Something niggles within me as I flick through Facebook photos and see how the people I once knew have grown, changed and achieved great things. Well, greater things than the ones I think I have achieved. Maybe it's admiration and joy, but more likely than not, it's likely to be envy.
I see the things that they have begun to embark on. I see how they have developed in their artistic skills. I see their graduation photos. I read their articles on online magazines. I read their journal entries. I see the trips that they have taken. They have blossomed. They have grown. And it just beckons the question: Have I grown, blossomed or changed in the same way?
This thought first crept into my mind while I was in my college library, overlooking the bridge, on which stood hordes of tourists, and my instinctive answer was: Nahhh, I haven't really changed. I haven't really grown. Time spent with my family over last summer revealed to me that my bad habits still persisted even though I have managed to conceal them in university. Pride and stubbornness still infiltrated my relationships. If I have grown in any way, no one has mentioned anything to me.

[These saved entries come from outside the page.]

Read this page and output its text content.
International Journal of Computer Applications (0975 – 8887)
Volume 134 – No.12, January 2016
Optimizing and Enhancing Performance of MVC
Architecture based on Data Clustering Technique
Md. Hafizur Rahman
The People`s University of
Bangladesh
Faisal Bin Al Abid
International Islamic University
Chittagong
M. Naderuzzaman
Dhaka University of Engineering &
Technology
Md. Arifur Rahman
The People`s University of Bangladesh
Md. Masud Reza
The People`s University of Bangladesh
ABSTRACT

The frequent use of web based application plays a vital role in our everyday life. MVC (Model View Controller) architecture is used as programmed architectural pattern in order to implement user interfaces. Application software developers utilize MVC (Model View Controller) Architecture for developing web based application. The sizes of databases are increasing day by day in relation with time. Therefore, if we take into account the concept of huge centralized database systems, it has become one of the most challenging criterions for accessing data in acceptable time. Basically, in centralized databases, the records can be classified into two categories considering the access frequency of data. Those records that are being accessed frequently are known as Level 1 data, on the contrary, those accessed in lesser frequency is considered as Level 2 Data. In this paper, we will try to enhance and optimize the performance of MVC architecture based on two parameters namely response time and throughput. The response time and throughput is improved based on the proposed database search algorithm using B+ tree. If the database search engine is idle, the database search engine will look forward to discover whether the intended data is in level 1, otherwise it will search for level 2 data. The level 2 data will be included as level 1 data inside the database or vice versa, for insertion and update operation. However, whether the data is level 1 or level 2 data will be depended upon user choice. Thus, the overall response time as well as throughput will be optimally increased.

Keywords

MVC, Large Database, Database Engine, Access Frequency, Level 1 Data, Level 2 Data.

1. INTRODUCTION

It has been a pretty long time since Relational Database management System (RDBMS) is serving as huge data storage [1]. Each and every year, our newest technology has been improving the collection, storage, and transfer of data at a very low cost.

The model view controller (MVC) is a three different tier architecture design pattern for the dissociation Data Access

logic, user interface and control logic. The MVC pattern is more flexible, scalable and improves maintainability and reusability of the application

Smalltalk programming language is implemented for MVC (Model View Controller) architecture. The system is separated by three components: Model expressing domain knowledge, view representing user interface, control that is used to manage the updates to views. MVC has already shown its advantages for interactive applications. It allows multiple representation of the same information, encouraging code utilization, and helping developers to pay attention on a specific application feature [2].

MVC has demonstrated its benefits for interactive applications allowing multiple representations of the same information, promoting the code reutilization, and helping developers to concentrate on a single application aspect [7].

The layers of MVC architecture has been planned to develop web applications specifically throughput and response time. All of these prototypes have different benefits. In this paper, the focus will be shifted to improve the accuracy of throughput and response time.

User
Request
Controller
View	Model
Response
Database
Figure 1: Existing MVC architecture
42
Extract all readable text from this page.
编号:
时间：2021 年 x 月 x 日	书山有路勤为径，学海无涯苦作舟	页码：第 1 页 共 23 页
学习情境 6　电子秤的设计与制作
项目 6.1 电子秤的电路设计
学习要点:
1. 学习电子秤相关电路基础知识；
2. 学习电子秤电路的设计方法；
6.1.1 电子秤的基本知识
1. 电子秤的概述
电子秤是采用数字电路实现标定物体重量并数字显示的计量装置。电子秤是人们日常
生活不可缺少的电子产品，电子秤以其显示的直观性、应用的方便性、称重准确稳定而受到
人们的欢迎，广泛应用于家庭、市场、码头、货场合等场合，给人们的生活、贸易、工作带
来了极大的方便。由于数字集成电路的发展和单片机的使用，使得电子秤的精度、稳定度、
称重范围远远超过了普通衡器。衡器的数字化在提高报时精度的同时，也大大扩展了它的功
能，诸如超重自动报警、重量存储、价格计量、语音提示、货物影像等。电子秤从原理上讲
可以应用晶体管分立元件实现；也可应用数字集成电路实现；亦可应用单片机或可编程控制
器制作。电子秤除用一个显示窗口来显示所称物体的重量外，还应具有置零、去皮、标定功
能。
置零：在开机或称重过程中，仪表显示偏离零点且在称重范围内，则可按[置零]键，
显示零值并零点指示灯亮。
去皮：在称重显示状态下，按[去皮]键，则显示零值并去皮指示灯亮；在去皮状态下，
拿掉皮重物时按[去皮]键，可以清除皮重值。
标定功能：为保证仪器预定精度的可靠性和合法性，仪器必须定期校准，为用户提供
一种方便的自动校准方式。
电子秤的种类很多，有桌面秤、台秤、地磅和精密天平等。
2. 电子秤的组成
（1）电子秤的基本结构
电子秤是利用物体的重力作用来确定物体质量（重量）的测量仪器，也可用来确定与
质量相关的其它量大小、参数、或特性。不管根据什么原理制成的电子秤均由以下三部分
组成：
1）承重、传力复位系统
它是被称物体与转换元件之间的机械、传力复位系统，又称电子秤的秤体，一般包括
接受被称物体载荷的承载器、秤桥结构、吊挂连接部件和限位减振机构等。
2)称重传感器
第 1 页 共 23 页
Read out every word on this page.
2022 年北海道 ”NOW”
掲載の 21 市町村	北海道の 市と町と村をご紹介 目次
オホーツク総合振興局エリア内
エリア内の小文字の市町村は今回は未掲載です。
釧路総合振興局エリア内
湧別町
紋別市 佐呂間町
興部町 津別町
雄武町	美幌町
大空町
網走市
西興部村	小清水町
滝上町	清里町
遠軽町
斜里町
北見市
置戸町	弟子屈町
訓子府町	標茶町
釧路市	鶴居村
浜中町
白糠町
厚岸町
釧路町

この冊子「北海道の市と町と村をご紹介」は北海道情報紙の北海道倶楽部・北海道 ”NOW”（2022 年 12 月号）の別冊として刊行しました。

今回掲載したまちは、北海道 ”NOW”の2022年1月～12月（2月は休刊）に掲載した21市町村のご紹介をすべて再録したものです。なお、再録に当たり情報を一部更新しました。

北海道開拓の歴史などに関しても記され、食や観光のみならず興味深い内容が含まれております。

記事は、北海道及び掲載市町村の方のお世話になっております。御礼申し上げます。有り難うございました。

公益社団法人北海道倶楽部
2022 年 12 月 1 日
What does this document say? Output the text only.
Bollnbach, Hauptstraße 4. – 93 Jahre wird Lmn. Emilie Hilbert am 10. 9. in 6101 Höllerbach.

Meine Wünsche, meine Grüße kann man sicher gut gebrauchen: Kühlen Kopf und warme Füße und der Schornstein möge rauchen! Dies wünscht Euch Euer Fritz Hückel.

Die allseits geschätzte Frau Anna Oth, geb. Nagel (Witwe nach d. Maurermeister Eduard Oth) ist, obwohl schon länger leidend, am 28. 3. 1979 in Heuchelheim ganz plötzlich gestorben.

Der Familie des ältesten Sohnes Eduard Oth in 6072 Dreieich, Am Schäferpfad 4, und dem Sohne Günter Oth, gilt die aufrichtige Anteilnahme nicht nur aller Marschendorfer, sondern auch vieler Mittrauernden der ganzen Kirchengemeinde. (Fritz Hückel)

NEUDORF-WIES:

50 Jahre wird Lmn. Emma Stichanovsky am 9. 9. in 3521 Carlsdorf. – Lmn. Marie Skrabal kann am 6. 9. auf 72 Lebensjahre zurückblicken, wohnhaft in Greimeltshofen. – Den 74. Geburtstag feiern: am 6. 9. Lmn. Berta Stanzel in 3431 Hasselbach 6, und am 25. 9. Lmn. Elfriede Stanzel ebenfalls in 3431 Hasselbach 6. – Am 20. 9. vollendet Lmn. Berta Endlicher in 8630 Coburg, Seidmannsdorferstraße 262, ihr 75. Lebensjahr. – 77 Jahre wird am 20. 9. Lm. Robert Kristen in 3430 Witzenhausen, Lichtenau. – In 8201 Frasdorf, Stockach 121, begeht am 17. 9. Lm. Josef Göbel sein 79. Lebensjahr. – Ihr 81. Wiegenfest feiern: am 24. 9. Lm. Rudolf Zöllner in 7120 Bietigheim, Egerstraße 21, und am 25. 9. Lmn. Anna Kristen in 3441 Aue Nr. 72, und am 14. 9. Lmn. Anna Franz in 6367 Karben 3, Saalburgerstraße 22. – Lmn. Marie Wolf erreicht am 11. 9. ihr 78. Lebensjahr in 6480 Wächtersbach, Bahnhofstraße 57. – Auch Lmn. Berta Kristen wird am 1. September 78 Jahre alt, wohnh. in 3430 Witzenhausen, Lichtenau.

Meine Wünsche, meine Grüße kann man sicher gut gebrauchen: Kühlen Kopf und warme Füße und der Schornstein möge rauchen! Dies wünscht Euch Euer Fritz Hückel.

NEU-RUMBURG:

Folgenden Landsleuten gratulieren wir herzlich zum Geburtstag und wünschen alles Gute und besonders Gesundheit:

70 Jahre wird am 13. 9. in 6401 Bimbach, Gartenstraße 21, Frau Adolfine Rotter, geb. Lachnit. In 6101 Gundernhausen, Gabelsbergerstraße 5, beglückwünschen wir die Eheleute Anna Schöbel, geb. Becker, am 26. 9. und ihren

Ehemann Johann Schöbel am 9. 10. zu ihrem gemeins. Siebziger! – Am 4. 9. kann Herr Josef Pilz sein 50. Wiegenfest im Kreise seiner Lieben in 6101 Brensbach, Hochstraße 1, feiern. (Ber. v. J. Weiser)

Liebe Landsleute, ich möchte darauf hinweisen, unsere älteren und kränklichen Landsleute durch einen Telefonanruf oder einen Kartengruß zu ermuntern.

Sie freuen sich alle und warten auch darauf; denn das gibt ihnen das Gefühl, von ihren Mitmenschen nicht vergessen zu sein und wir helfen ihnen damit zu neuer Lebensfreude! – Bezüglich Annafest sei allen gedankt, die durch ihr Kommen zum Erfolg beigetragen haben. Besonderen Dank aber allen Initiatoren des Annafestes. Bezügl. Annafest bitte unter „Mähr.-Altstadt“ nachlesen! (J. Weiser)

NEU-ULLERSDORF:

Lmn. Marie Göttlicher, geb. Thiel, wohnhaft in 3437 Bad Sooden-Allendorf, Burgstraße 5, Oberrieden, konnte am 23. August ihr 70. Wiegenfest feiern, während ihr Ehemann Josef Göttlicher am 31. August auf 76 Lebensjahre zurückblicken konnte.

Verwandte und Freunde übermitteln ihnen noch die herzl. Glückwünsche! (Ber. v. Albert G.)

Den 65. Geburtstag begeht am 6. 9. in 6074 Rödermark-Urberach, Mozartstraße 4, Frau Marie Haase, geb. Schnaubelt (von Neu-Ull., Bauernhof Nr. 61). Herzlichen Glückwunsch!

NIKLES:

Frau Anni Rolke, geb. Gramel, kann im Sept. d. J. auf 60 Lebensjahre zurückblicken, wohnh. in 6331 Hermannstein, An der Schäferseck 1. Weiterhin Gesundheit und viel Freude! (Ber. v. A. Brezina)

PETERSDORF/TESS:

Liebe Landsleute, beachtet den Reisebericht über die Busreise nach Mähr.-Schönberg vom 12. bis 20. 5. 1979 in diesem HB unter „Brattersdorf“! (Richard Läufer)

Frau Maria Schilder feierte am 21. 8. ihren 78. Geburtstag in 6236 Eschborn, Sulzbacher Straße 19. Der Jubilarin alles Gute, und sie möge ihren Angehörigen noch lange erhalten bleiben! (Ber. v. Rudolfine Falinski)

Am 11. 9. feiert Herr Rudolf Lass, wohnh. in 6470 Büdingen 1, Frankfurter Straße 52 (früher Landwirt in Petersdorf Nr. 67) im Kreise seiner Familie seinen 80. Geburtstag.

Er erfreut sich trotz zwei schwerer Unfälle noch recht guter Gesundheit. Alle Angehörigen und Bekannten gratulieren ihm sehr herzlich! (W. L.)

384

But this thought stuck with me throughout the day as I reflected on the two and one-sixth years I've now spent away from home. As I reviewed my Facebook notifications for updates on my Jailbreak fundraising group page, it dawned upon me that how coming abroad for university has allowed me to challenge myself.
Three undergraduate years, three crazy things. Well, maybe you wouldn't call it downright crazy, but each of these things posed a challenge for me.
In my first year, it was plucking up the guts to run for office as the president of Cumsa (Cambridge University Malaysia and Singapore Association). Not only did I have to stand up in front of intellectuals and 'promote' myself as a worthy candidate, I had to campaign with the knowledge that Cumsa might dominate my life for the next 365 days.
In my second year, it was committing to cycle all 90km from Cambridge to London to raise funds for an autistic charity back home in Singapore. I was never, and probably will never be, sufficiently fit. (We did make it in the end and even surpassed our initial fundraising target.)
This year, it will be Jailbreak. (If you haven't heard about Jailbreak before, you can read about it here - Cambridge Jailbreak.) It has been four weeks since my partner and I submitted our forms and cheques to confirm our participation, but up till now, I still wonder what possessed me to do such a thing. This sense of surreality was not just my own; I got this text from a friend after adding her to the Facebook group: I can't decide whether to be in horror/disbelief or give you a thumbs up.
Attempting these things would seem to friends back home to be rather out of character for me; someone who is usually practical, reserved and rarely adventurous. But there's something about being overseas that just makes these things so much more appealing. Maybe it's the opportunity I've been given to reinvent myself, or the impetus to try new things since I already am in a new environment. Two (and one-sixth) years on, I still feel the spirit of adventure coursing through me. It's as if my eyes have been opened to the great big world out there and I am constantly being challenged by what I see and encounter to push the boundaries of my comfort zone. It would never have happened back in Singapore where I was comfortable, so easily contented, and possibly, just lazy.
These experiences have put me through trials, frustrations, joy and laughter. I have learnt many things too. I have come to be more familiar with how people think, feel and behave, how their cultures and upbringing have moulded them to be the way they are and more importantly, I've come to learn and understand more about how I think, feel and behave, freed from the veils and disillusions that once clouded my vision. I cannot be more thankful to have this opportunity to be studying overseas; thankful to be able to learn so much from so many different experiences; thankful that there are so many avenues to explore and discover who I am and who I am made to be. The experiences may not be equivalent to those of friends back home, but they have definitely shaped me.
Now when I come to know of the successes of my friends back home, I no longer feel (as) jealous. Instead, I am assured and contented with knowing that we walk different paths that will develop, grow and shape us as unique individuals; mine has led me to be here in Cambridge to bring me out of my comfort zone, to challenge me and grow me. Where are you?